Techniquement, il serait possible de capter direc­tement l’air nécessaire à l’alimentation de la cabine, en un point quelconque de l’avion, de le refroidir par un système réfrigérant, puis de l’injecter à bonne température à l’intérieur de l’avion. En fait, un tel système ne serait pas très facile à contrôler, et de plus ne permettrait pas de résoudre simplement le problème de l’élimination de l’ozone, dont la pro­portion aux très hautes altitudes est toxique pour l’organisme humain. D’autre part, il exigerait une dépense d’énergie très importante car il ne permet­trait pas d’utiliser les sources froides qui peuvent, paradoxalement, être constituées par le carbu­rant contenu dans les réservoirs (porté à plus de 80°C en fin de vol) et l’air prélevé à l’extérieur directement, et porté par conséquent à plus de 150°C, comme nous l’avons vu.

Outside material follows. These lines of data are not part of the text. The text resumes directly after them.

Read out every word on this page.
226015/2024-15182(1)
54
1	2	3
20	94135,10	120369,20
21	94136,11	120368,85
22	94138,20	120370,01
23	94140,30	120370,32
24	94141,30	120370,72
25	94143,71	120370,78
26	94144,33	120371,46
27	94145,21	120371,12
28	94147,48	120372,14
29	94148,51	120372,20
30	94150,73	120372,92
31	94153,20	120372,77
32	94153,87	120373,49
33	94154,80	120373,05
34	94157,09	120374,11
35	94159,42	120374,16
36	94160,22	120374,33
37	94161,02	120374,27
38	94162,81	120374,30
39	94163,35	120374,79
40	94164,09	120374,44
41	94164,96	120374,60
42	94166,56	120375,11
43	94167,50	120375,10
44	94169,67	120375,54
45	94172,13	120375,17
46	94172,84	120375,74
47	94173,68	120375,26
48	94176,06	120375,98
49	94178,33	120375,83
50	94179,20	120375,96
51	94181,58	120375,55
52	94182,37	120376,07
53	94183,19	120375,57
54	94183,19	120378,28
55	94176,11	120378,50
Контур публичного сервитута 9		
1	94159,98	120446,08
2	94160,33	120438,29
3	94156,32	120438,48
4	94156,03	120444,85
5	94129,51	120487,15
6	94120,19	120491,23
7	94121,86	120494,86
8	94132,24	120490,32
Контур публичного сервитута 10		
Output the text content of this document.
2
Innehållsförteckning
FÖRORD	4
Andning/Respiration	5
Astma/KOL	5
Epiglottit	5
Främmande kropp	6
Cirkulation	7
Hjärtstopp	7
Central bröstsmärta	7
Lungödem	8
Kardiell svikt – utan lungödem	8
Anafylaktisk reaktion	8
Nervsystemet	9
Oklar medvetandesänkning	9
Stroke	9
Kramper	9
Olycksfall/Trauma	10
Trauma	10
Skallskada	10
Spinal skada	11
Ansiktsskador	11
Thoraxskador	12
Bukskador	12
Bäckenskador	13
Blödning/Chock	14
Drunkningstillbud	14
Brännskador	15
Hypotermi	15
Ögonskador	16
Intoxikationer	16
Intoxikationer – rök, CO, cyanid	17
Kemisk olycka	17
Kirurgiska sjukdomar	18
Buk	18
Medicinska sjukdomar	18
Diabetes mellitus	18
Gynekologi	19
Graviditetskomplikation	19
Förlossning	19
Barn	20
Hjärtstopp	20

Sur Concorde, on prélève donc l’air chaud (600°C) provenant des compresseurs des réacteurs. Ce point mérite une explication préalable : il peut paraître aberrant de refroidir de l’air en commen­çant par le réchauffer ; c’est, pourtant, ce que font chaque jour des instruments aussi répandus que les réfrigérateurs à compression, qui comme chacun le sait, fabriquent du froid en rayonnant de la cha­leur.

Le mécanisme thermodynamique est, en gros, le suivant : pour refroidir un fluide, il faut évidemment disposer d’une source froide, à laquelle ce fluide cède des calories par l’intermédiaire d’un radiateur, ou échangeur ; il doit donc être lui-même à une température supérieure à celle de cette source froide, et, bien entendu, plus l’écart de température est im­portant, et plus l’échange de calories est important.

Or cette température élevée s’obtient simplement en comprimant le fluide, c’est-à-dire en lui fournis­sant de l’énergie sous forme d’accroissement de pression ; à la sortie de l’échangeur, le fluide se retrouve refroidi, à une température restant évi­demment encore supérieure à celle de la source froide, mais toujours sous pression élevée (aux per­tes de charge près) ; il suffit alors de le détendre (c’est-à-dire de le laisser se décomprimer) pour re­trouver, finalement, un fluide à une pression rede­venue normale mais plus froid qu’à l’entrée du sys­tème ; par un phénomène inverse de celui qui préside à réchauffement par compression, un fluide qui se détend se refroidit en effet.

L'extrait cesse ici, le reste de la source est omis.